The review was agreed by the EU last September under pressure from France and Cyprus. But Hughes said that even Britain, one of Turkey’s strongest supporters in Europe, says Turkey has to give in on the ports question, in order to pass.
The BBC report quotes Turkey’s ambassador to the EU, Volkan Bozkir, as saying the issue was a political one, not simply a question of implementing the customs union. “Unless political circumstances are altered, it will be difficult for any move on that particular field,” he said.
But Cyprus’s permanent representative to the EU, Nicos Emiliou, said the customs union commits Turkey to opening its ports and that its demand for concessions was a case of “trying to get something for nothing”.

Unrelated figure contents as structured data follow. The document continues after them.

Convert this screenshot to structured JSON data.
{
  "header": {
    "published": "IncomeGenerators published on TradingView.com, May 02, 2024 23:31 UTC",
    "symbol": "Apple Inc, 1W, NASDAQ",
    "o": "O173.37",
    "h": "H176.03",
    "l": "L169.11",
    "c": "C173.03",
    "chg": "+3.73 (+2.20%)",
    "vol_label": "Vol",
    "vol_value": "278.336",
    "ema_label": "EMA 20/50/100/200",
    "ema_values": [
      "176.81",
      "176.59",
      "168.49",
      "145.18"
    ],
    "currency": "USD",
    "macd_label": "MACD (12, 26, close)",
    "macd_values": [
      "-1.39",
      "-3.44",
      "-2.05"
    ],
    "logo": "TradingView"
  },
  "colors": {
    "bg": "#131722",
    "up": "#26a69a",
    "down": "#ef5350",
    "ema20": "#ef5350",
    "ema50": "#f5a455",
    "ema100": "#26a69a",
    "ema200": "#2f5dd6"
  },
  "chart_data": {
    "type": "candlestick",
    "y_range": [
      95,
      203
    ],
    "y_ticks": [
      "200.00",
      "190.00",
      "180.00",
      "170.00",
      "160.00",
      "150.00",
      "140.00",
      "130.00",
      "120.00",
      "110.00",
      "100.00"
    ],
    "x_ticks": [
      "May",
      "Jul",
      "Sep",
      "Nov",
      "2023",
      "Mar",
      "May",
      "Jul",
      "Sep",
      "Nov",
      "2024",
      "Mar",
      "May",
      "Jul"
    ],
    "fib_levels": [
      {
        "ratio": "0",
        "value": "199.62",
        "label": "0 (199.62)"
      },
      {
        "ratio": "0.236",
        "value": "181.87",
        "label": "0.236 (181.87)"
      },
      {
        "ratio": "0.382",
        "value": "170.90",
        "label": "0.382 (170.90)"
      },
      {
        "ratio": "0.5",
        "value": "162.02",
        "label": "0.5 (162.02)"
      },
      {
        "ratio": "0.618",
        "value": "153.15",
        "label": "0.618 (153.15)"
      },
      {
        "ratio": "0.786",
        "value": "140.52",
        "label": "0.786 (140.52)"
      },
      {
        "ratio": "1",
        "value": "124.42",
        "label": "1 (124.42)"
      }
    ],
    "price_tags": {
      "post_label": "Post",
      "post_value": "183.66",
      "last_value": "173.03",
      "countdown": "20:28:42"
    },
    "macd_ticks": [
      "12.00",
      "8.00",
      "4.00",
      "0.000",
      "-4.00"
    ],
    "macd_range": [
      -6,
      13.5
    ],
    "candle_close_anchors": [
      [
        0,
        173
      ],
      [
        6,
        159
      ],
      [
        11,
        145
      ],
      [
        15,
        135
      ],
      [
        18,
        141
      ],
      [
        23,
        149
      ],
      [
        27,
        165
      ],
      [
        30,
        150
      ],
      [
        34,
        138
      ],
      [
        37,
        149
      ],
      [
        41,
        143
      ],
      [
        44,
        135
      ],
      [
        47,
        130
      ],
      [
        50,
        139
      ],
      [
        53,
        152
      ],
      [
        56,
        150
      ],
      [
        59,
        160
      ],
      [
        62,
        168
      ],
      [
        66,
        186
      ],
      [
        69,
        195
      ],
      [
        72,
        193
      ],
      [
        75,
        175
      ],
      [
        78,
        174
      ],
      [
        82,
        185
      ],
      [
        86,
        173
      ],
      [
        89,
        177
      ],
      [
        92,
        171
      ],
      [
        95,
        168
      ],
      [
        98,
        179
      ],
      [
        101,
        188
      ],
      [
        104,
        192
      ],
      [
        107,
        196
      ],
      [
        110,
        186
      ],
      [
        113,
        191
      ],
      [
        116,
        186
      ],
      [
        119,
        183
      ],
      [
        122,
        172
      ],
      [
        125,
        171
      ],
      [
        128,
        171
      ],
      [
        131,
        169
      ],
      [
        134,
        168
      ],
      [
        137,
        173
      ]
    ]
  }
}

“Cyprus may call for a strong response to the report on Turkey’s compliance this autumn, even an overall suspension of negotiations (though this would need to be agreed by all 25 member states),” said Hughes.
“If the situation has not changed, it would be a very serious breach by Turkey of obligations it has willingly taken in good faith,” Emiliou told her. “It would be inconceivable for us and for a big number of other member states to open chapters like customs union or transport or free movement of goods, if Turkey has not complied with obligations under the protocol.”
If a lot of chapters were blocked, negotiations could soon stall, the BBC said.
“Most EU diplomats and politicians do not want talks with Turkey to collapse in acrimony. They do want to see Turkey open its ports to Greek Cypriot vessels, but they also want moves to resolve the Cyprus problem,” the report said.
“Some diplomats worry that the Cypriot strategy is to “Europeanise” the Cyprus dispute, moving the dispute away from a UN framework where compromise is inevitable.”
It added that diplomats were searching for possible moves on northern Cyprus that could encourage the Turks to open their ports.
“Some wonder quietly if the threat of formal recognition of the north could push the Greek Cypriot side back to the negotiating table,” Hughes said. “Others hope the Greek Cypriots will not push the negotiations over the brink this autumn, through pure self-interest – since once negotiations stall, their leverage over Turkey is gone.”